Oracle made a slick move in picking up Tangosol, a leader in object/data caching for all sorts of major OLTP apps. They do financial trading, telecom operations, big web sites (Fedex, Geico), and other good stuff. This is a reminder that the list of important memory-centric data handling technologies is getting fairly long, including:
- Object caching (e.g., Tangosol, Progress ObjectStore)
- In-memory RDBMS (e.g., Oracle TimesTen, Solid BoostEngine, McObject eXtremeDB)
- Stream processing (e.g., Progress Apama, Streambase)
And that’s just for OLTP; there’s a whole other set of memory-centric technologies for analytics as well.
When one connects the dots, I think three major points jump out:
- There’s a lot more to high-end OLTP than relational database management.
- Oracle is determined to be the leader in as many of those areas as possible.
- This all fits the market disruption narrative.
I write about Point #1 all the time. So this time around let me expand a little more on #2 and #3.
Except at the high end, banging OLTP data into a relational database is pretty much a commodity. You need transaction integrity, referential integrity, 24×7 operation – and what else? Answer that “what else”, and you’ll probably be talking about scalability, TCO, or both.*
*Well, there’s also unattended/embedded operation. But – and here I’m putting the point very mildly – that’s hardly an area of Oracle competitive superiority.

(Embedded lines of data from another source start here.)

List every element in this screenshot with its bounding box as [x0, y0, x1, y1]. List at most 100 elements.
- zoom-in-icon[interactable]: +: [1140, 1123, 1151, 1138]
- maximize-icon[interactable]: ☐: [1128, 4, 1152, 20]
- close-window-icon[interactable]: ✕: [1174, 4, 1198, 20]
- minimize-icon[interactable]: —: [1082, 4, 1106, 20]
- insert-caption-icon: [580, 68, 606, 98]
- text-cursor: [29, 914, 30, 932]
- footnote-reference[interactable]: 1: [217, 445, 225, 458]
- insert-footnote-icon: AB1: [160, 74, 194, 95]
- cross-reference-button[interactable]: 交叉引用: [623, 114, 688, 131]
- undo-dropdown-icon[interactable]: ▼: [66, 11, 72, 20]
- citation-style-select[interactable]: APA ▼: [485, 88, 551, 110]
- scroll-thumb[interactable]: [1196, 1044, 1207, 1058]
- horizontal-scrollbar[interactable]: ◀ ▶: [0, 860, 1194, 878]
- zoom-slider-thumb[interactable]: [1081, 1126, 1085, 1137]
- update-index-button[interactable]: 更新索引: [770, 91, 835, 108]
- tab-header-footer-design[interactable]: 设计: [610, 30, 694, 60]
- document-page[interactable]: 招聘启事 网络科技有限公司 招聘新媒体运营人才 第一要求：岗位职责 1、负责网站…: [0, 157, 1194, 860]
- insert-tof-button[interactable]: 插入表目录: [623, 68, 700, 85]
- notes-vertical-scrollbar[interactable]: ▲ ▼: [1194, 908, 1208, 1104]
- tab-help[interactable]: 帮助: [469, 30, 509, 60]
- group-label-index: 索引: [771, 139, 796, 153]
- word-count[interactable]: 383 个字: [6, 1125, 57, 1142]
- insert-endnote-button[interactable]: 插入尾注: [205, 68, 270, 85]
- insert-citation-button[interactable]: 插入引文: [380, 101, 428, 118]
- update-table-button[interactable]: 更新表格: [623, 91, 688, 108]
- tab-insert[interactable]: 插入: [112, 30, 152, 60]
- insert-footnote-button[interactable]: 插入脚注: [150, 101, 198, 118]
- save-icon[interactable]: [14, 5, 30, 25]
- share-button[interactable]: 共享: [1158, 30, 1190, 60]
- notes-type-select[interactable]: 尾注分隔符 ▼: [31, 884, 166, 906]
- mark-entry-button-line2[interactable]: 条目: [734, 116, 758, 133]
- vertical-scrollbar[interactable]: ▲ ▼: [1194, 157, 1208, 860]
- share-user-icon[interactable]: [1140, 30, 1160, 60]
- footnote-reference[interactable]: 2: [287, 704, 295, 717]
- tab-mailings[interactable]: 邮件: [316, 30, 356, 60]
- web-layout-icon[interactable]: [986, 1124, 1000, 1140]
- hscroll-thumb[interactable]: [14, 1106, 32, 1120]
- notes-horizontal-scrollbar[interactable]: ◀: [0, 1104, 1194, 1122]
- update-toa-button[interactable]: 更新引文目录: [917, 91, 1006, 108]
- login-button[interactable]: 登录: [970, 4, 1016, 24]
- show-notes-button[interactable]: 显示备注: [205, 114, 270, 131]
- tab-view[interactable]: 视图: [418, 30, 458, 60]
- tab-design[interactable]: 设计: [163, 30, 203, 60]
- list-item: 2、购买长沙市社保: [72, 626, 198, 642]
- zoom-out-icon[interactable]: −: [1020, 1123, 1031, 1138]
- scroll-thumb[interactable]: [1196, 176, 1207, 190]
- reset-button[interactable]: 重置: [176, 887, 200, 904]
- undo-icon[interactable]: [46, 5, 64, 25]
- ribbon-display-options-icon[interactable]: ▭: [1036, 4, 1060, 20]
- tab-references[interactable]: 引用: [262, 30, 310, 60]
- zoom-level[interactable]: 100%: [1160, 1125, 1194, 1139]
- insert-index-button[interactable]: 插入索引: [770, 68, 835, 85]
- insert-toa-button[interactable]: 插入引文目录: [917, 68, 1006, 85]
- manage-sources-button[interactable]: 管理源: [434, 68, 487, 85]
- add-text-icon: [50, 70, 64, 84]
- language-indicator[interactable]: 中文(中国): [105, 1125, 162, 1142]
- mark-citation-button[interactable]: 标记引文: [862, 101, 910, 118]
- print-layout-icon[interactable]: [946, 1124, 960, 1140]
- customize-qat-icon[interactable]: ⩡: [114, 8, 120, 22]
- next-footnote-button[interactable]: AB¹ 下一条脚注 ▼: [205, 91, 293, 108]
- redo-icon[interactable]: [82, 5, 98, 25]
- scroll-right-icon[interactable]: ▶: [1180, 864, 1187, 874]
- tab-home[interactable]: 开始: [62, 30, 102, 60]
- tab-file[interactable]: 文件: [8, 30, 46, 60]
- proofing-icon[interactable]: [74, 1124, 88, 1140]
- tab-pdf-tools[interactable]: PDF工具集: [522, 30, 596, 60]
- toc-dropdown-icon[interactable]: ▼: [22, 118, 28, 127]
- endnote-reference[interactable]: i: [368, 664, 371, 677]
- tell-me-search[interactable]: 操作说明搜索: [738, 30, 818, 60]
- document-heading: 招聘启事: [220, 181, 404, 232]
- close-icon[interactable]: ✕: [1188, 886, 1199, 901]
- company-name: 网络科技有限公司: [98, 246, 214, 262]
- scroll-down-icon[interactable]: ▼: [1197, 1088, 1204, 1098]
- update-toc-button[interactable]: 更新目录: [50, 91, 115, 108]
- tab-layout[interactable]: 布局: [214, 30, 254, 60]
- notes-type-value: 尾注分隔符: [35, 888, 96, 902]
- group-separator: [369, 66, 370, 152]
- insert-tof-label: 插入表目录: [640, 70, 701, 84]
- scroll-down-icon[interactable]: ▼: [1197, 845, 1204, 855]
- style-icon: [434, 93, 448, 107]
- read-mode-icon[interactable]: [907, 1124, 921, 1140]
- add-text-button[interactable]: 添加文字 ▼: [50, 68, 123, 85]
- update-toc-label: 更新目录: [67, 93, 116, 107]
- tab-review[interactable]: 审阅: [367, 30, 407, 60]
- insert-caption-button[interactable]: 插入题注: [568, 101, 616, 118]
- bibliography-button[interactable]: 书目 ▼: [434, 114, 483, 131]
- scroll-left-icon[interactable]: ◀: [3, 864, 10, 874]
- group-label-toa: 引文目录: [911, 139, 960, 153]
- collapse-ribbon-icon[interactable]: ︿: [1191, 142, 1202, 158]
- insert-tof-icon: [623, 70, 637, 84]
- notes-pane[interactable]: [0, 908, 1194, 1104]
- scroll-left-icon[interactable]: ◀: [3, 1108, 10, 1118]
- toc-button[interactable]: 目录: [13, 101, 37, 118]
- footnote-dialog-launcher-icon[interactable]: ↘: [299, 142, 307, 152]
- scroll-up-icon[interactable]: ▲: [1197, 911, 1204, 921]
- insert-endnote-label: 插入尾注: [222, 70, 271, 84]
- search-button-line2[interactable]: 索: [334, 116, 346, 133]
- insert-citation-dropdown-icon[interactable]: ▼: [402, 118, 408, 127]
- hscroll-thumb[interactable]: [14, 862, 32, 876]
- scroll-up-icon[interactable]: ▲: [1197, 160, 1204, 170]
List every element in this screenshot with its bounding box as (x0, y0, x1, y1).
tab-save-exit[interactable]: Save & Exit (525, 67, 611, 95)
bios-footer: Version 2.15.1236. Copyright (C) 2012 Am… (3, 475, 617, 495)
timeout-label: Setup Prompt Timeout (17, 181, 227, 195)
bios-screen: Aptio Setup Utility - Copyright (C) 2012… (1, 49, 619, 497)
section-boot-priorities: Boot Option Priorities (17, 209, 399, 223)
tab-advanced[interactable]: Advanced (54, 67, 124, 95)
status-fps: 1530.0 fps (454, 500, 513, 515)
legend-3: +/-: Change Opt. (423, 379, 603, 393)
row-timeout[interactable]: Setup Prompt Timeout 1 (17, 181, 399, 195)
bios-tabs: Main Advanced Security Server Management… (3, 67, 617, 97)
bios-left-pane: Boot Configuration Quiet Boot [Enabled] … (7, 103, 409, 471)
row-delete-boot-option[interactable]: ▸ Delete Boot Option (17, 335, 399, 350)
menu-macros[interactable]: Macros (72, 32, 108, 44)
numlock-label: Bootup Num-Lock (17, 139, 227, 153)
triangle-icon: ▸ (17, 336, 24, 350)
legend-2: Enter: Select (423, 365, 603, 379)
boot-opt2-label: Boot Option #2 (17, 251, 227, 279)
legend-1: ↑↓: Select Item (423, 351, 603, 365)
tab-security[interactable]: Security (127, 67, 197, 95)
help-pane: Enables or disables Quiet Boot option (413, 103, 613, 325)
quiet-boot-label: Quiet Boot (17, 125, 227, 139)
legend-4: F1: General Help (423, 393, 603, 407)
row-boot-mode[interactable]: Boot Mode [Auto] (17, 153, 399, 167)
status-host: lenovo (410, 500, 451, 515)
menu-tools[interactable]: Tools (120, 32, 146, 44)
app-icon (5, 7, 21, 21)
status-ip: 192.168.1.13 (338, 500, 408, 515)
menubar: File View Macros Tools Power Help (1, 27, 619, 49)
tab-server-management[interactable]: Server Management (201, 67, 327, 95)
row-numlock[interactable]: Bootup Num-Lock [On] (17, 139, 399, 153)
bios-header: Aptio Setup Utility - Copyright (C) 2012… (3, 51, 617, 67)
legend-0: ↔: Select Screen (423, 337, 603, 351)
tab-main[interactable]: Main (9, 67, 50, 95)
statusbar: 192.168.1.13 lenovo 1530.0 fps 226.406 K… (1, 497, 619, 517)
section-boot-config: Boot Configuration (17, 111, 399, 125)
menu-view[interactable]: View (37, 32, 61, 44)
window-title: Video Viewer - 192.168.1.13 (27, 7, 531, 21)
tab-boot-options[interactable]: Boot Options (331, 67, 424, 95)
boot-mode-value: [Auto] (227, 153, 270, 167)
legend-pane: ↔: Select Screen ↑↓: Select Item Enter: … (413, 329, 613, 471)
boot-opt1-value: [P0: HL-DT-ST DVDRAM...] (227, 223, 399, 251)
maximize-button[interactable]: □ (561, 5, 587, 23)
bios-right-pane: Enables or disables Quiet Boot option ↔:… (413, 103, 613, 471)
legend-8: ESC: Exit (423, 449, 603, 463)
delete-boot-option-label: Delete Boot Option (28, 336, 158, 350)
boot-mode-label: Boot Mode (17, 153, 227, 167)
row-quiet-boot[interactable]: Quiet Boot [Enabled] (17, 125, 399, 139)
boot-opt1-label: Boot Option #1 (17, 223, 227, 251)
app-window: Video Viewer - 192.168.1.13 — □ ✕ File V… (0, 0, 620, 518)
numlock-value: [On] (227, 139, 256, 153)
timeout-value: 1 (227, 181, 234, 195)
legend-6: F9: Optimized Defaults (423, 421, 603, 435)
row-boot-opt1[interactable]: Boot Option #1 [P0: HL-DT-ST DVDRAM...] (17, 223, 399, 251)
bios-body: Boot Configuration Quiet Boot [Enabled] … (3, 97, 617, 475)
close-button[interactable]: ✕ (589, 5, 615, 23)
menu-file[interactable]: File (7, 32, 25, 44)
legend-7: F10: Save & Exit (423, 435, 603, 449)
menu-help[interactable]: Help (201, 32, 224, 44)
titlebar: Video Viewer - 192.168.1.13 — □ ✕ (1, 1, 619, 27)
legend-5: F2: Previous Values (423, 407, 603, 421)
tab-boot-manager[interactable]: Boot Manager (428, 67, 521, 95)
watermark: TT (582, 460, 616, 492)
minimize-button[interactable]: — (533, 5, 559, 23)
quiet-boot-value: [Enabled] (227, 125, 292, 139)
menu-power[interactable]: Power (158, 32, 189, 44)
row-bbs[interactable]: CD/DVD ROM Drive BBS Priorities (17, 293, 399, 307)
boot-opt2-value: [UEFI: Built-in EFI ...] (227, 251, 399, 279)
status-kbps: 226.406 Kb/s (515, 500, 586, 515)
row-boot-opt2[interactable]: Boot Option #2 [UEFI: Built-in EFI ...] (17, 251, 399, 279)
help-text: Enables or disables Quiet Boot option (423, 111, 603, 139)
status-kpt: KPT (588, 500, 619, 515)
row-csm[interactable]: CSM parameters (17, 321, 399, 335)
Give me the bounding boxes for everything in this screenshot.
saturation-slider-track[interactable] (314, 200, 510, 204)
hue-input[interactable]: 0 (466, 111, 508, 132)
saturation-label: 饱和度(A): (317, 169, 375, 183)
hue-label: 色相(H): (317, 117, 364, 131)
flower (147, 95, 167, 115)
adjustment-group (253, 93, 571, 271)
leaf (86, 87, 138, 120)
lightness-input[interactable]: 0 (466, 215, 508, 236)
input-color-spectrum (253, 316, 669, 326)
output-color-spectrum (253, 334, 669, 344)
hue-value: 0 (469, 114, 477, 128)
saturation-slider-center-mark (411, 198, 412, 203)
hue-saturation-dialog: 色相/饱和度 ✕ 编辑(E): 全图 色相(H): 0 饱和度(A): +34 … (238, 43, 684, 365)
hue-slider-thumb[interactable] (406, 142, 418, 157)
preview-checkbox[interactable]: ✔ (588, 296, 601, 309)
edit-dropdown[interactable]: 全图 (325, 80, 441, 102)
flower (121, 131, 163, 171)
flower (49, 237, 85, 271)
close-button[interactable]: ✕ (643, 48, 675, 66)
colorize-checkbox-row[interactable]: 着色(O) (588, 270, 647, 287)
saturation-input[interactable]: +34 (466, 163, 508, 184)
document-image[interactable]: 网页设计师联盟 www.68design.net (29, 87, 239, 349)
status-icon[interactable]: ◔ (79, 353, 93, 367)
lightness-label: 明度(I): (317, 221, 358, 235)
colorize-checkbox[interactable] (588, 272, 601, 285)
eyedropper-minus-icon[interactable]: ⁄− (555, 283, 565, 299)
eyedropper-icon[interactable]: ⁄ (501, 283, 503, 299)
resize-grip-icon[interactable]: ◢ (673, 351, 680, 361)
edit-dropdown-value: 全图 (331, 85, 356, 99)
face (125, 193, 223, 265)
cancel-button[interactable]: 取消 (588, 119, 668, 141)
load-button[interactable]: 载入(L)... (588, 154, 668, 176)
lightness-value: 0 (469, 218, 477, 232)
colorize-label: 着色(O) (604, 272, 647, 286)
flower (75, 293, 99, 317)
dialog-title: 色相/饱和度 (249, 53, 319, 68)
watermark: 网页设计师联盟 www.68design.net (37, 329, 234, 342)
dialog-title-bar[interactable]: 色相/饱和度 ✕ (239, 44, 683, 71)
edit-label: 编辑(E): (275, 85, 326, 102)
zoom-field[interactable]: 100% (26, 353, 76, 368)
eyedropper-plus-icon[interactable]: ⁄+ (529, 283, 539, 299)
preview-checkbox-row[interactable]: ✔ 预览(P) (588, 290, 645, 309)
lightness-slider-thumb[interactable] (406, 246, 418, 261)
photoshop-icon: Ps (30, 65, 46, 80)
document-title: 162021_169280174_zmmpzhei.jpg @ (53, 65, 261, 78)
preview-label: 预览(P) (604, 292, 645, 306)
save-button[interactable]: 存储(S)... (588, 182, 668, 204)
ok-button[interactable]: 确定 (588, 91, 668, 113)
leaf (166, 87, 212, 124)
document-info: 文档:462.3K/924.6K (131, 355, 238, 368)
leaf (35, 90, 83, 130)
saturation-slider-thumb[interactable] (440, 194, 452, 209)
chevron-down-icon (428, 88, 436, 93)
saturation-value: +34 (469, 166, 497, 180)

One Oracle response is to provide lots of add-on technologies for high-end customers, on the database and middle tiers alike. In app servers it’s done surprisingly well against BEA. It’s sold a lot of clustering. And it’s bought into and tried to popularize niche technologies like TimesTen and Tangosol’s.
This all makes perfect sense – it’s a great fit for Oracle’s best customers, and a way to get thousands of extra dollars per server from enterprises that may already have bought all-you-can-eat licenses to the Oracle DBMS. And being so sensible, it fits into the Clayton Christensen disruption story in two ways:
- Oracle may be helpless against mid-tier competition, but it sure has the high-end core of its market locked up.
- As one type of technology is commoditized, value is created in other parts of the technology stack.
The latter point is particularly important, because it applies not just to the new high-end systems software, but also to the whole application/analytics focus of Oracle’s much bigger strategic moves. And it’s one I believe in. Software features have been going from niche to mainstream to commodity, and being replaced by newer compatriots, for as long as there’s been a software industry.